I try to define a 64 bits width integer using C language on Ubnutu 9.10. 9223372036854775808 is 2^23

long long max=9223372036854775808
long max=9223372036854775808

When I compile it, the compiler gave the warning message:

binary.c:79:19: warning: integer constant is so large that it is unsigned
binary.c: In function ‘bitReversal’:
binary.c:79: warning: this decimal constant is unsigned only in ISO C90
binary.c:79: warning: integer constant is too large for ‘long’ type

Is the long type 64 bits width?

Best Regards,

Answer 1

   long long max=9223372036854775808LL; // Note the LL
// long max=9223372036854775808L; // Note the L

---

A long long type is at least 64 bit, a long type is at least 32 bit. Actual width depends on the compiler and targeting platform.

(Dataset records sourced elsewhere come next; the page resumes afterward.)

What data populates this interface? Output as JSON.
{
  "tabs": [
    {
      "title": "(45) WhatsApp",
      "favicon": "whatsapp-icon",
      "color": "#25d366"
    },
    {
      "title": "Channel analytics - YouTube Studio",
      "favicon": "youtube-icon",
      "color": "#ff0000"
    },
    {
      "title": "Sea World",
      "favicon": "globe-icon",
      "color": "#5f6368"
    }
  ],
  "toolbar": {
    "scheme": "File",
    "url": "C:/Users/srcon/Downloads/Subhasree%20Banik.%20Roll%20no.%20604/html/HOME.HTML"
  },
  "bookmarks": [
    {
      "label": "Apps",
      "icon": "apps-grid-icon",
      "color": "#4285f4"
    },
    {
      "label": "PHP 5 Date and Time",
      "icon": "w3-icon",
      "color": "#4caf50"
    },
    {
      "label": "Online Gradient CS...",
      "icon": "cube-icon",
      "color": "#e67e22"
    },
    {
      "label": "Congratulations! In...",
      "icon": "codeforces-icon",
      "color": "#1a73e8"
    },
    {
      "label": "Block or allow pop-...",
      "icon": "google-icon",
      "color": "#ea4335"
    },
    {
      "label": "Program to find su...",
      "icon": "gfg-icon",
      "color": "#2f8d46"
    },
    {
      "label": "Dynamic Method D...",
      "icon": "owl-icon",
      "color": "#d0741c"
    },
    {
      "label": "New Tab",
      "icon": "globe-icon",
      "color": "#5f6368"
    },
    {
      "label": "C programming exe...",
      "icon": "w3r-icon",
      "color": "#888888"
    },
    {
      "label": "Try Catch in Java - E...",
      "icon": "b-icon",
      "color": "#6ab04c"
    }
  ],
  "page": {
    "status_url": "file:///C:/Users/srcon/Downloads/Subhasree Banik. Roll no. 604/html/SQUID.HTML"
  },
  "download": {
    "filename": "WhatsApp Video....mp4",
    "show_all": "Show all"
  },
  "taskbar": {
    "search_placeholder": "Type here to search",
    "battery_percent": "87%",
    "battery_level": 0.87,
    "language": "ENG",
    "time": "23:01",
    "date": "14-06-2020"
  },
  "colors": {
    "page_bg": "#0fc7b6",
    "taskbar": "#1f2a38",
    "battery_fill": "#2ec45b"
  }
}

Use int64_t and int32_t to ensure the 64-/32-bit integer can fit into the variable.

Answer 2

I'm not sure it's will fix your problem (The LL solution looks good). But here is a recomandation :

You should use hexadecimal notation to write the maximal value of something.

char max = 0xFF;
short max = 0xFFFF;
int32_t max = 0xFFFFFFFF;
int64_t max = 0xFFFFFFFFFFFFFFFF;

As you can see it's readable.

To display the value :

printf("%lld\n", value_of_64b_int);

Answer 3

I think it depends on what platform you use. If you need to know exactly what kind of integer type you use you should use types from Stdint.h if you have this include file on you system.

Answer 4

The problem you are having is that the number you're using (9223372036854775808) is 2**63, and the maximum value that your long long can hold (as a 64 bit signed 2s complement type) is one less than that - 2**63 - 1, or 9223372036854775807 (that's 63 binary 1s in a row).

The long type is at least 32 bits, and the long long type at least 64 bits (both including the sign bit).